The clean code concepts presented in this book can be applied to a variety of programming paradigms. Many of these ideas have roots in structured programming and functional programming, while others come from the object-oriented world. These concepts can help you write more elegant and efficient code in any paradigm.

I will use most of the recipes in object-oriented languages and build a simulator (named MAPPER) using objects as metaphors for real-world entities. I reference MAPPER frequently throughout the book. Many recipes will lead you to think of behavioral and declarative code (see Chapter 6, “Declarative Code”) instead of implementation code.

1.11 Objects Versus Classes

Most of this book’s recipes talk about objects and not classes (though there’s an entire chapter about classification: see Chapter 19, “Hierarchies”). For example, Recipe 3.2 is titled “Identifying the Essence of Your Objects” instead of “Identifying the Essence of Your Class.” This book talks about using objects to map real-world objects.

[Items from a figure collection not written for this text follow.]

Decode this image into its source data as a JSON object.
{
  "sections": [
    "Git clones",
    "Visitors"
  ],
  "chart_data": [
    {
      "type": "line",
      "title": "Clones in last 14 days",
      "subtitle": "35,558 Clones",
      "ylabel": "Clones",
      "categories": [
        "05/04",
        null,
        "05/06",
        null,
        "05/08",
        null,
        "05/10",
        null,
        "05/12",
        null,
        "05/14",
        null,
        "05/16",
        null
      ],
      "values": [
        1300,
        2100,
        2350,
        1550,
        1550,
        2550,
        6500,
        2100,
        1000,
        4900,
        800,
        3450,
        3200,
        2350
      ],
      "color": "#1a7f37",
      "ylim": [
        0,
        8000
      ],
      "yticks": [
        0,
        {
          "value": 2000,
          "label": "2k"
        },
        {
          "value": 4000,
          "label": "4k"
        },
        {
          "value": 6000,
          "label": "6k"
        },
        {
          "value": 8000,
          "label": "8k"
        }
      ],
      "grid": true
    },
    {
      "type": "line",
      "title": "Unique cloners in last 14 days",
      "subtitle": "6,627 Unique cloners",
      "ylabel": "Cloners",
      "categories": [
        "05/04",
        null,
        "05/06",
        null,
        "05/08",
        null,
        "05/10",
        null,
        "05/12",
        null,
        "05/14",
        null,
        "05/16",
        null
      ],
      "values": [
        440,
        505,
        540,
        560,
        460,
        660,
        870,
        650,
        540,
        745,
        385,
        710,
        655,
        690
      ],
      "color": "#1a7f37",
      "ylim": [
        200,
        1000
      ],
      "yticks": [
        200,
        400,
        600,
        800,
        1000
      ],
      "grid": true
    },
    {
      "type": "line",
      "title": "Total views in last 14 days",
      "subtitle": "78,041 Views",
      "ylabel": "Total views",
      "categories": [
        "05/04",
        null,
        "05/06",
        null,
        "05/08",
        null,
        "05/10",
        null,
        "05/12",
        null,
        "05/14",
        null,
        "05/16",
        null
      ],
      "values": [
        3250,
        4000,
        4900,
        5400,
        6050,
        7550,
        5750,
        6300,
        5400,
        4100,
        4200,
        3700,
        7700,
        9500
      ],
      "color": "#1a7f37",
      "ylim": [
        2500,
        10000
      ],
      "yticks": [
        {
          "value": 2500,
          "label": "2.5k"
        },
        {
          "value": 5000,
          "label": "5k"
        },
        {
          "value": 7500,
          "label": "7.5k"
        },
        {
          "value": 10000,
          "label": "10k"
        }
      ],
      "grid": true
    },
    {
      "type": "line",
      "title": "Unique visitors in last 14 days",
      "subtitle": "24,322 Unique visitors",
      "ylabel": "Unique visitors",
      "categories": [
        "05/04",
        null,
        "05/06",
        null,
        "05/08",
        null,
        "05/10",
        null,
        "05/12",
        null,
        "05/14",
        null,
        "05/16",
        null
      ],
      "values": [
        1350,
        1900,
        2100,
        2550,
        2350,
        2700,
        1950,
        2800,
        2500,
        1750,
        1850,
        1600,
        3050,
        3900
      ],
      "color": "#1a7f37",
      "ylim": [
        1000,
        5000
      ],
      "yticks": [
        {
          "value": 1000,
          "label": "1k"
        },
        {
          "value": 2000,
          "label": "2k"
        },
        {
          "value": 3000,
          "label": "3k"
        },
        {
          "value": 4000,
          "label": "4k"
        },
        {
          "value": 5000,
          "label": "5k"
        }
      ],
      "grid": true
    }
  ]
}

The way you create these objects is accidental; you can use classification, prototyping, factories, cloning, etc. Chapter 2 discusses the importance of mapping your objects and the imperative to model things you can see in the real world. To create objects many languages use classes, which are artifacts and not obvious in the real world. You need them if you are using a classification language. But they are not the main focus of the recipes.

1.12 Changeability

Clean code is not just about ensuring that your software functions correctly, but also about making it easy to maintain and evolve. Again, according to Dave Farley’s Modern Software Engineering, you must be experts at learning and making software ready for change. This is a major challenge for the tech industry, and I hope that this book will assist you in keeping up with these developments.